AGCが製造するフッ素樹脂「Fluon PTFE」のGグレードが、UL Solutionsが定めるUL2809に基づく第三者検証を完了した。廃棄物からリサイクルした蛍石を原料とするPTFEで、微粉、予備焼成、造粒の3製品群がECVマークを取得した。
AGCは2025年12月10日、廃棄物からリサイクルした蛍石を原料とするフッ素樹脂「Fluon PTFE」のGグレード(モールディングパウダーグレード)が、米国のUL Solutionsが定める規格「UL2809」に基づく第三者検証を完了したと発表した。微粉、予備焼成、造粒の3製品群が、Environmental Claim Validation(ECV)マークを取得した。
UL2809は、UL Solutionsが規定する「リサイクル材料含有率の環境性能検証手順書」に従った製品評価により、製品中のリサイクル材の含有量を検証する規格だ。同社によると、UL2809で定めた検証をフッ素樹脂PTFEで完了した事例は、世界初になるという。

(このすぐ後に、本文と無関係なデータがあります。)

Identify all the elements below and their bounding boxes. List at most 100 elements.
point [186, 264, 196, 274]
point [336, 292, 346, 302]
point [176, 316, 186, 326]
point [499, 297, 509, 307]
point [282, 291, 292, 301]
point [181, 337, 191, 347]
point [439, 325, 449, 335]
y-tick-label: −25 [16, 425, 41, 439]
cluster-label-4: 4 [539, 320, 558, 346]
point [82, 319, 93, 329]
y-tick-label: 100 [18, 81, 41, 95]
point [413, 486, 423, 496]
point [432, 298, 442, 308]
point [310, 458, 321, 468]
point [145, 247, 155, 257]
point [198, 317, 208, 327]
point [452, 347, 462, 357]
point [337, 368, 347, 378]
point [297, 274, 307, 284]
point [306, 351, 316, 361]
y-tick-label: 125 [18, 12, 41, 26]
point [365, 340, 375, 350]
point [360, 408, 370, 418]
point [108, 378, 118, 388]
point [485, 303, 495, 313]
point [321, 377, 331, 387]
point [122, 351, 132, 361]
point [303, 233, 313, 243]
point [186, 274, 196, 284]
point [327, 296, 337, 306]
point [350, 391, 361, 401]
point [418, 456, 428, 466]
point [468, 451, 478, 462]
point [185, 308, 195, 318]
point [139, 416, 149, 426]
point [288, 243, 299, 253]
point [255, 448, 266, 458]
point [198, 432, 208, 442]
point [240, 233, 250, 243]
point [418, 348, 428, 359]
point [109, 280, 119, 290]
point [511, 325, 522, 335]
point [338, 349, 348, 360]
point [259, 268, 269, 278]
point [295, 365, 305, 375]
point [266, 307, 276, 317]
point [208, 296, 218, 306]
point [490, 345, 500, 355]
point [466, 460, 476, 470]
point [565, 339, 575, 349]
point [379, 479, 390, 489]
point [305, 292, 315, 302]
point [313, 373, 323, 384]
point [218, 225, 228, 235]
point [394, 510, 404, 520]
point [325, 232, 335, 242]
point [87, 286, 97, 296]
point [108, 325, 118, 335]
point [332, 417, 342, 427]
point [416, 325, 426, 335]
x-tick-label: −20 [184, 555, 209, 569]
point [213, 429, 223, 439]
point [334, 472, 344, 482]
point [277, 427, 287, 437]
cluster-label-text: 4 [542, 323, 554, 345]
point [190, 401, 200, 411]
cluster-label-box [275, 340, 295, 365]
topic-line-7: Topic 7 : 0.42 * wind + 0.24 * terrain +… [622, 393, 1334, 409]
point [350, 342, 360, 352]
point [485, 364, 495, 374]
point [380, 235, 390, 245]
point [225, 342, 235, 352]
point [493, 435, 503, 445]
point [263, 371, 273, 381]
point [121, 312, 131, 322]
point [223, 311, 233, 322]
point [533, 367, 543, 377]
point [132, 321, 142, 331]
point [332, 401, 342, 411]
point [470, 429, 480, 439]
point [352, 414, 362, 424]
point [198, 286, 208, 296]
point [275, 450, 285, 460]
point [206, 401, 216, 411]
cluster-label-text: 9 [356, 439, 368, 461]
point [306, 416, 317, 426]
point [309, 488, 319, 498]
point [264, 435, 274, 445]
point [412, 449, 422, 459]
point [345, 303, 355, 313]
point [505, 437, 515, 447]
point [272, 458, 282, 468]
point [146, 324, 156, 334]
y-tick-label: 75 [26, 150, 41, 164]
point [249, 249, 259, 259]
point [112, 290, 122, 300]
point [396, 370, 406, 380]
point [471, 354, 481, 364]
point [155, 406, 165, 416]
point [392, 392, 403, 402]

フッ素製品の出発原料となる天然蛍石は埋蔵量に限りがあるため、フッ素をリサイクルして資源循環させる仕組みが求められている。その手段の1つとして、廃棄物からフッ素を回収し、リサイクルした蛍石を原料とする方法がある。しかし、リサイクルした蛍石は品質が低く、製鉄時の融材や道路の路盤材の副原料などに用途が限られていた。
同社は、自社工場の廃棄物からリサイクルした蛍石の品質向上に成功し、フッ素製品への活用を進めている。今後、他社工場の廃棄物からリサイクルした蛍石の再利用にも取り組む予定だ。